If they find no evidence of entry, police can’t legally enter the building even with the no trespass letter. That doesn’t mean someone didn’t hop the cinder block wall along the alley or gain access the second floor via a neighboring roof top.
Estarziau said officers are not going to scale a cinder block wall to check for vagrants that may have breached the premises.
The dynamics change somewhat if responding officers talk to a reporting party that actually saw someone enter the structure.
Aziz did say the city was efficient at trying to ding him for fines. At one point last year he was told he owed almost $800 in fines for false alarms charges that a previous tenant incurred that he was unaware of. After the tenant moved out, he got a bill for the city fines. Aziz enlisted the help of Manteca merchant and downtown advocate Brenda Franklin to help him fight city hall. He ended up prevailing.
Aziz said he wished the city was as efficient at dealing with the quality of life crimes that are plaguing downtown as they are at trying to generate revenue.
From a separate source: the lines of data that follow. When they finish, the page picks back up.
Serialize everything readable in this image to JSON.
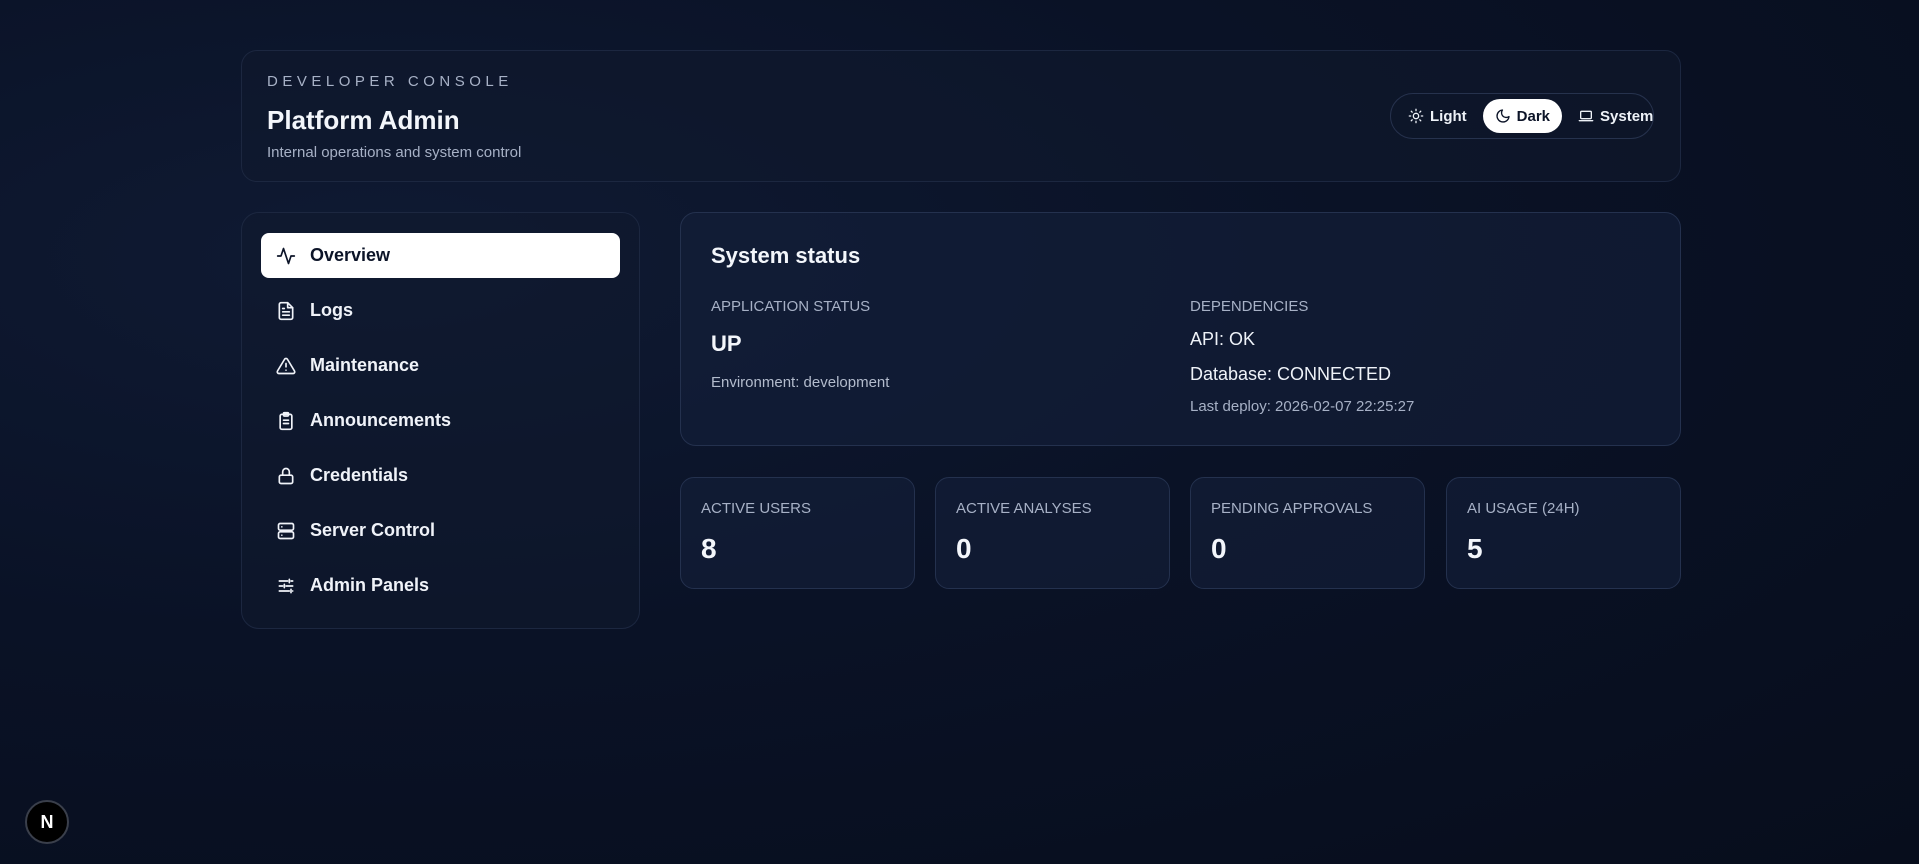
{
  "header": {
    "eyebrow": "DEVELOPER CONSOLE",
    "title": "Platform Admin",
    "subtitle": "Internal operations and system control"
  },
  "theme_toggle": {
    "options": [
      {
        "label": "Light",
        "icon": "sun-icon"
      },
      {
        "label": "Dark",
        "icon": "moon-icon",
        "active": true
      },
      {
        "label": "System",
        "icon": "laptop-icon"
      }
    ]
  },
  "sidebar": {
    "items": [
      {
        "label": "Overview",
        "icon": "activity-icon",
        "active": true
      },
      {
        "label": "Logs",
        "icon": "file-text-icon"
      },
      {
        "label": "Maintenance",
        "icon": "alert-triangle-icon"
      },
      {
        "label": "Announcements",
        "icon": "clipboard-icon"
      },
      {
        "label": "Credentials",
        "icon": "lock-icon"
      },
      {
        "label": "Server Control",
        "icon": "server-icon"
      },
      {
        "label": "Admin Panels",
        "icon": "sliders-icon"
      }
    ]
  },
  "status": {
    "title": "System status",
    "app_label": "APPLICATION STATUS",
    "app_value": "UP",
    "environment": "Environment: development",
    "deps_label": "DEPENDENCIES",
    "api": "API: OK",
    "database": "Database: CONNECTED",
    "last_deploy": "Last deploy: 2026-02-07 22:25:27"
  },
  "metrics": [
    {
      "label": "ACTIVE USERS",
      "value": "8"
    },
    {
      "label": "ACTIVE ANALYSES",
      "value": "0"
    },
    {
      "label": "PENDING APPROVALS",
      "value": "0"
    },
    {
      "label": "AI USAGE (24H)",
      "value": "5"
    }
  ],
  "badge": {
    "letter": "N"
  },
  "colors": {
    "background": "#0a1226",
    "card_border": "#1c2740",
    "active_bg": "#ffffff",
    "muted_text": "#a7b1c6"
  }
}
Aziz bought the building a decade ago.
While the city likes to point to absentee landlords, Aziz lives out of town but he maintains his property. He said, however, it is getting harder and harder given what he believes is the lack of willpower on the city to employ tools it can legally access to address public health and safety concerns.
He noted if he knew this was how the city would be enforcing its property upkeep rules and city ordinances regarding illegal behavior he wouldn’t have invested in Manteca 10 years ago.
Aziz noted the problems proceeded the fire. Gangs had chased off the apartment complex manager making it impossible to keep staff. Then a seedy element took over squeezing out law abiding tenants. The previous owner closed the apartment operation and boarded the building. It was then that homeless and/or druggies started breaking in and trashing the interior. After it became an illegal flophouse is when the fire broke out.
On Thursday afternoon a quick inspection of the exterior of Sycamore Arms revealed new boards — actually planks — hammered across door windows plywood covered windows where the homeless had been prying them off and entering the building on a routine basis according to Franklin and two other nearby merchants that declined to be identified.
Franklin noted the manner in which the door is boarded over flies in the face of city rules that were adopted during the housing crisis on the legal way to secure and board long-term vacant or abandoned buildings so as not to plant the seeds for blight.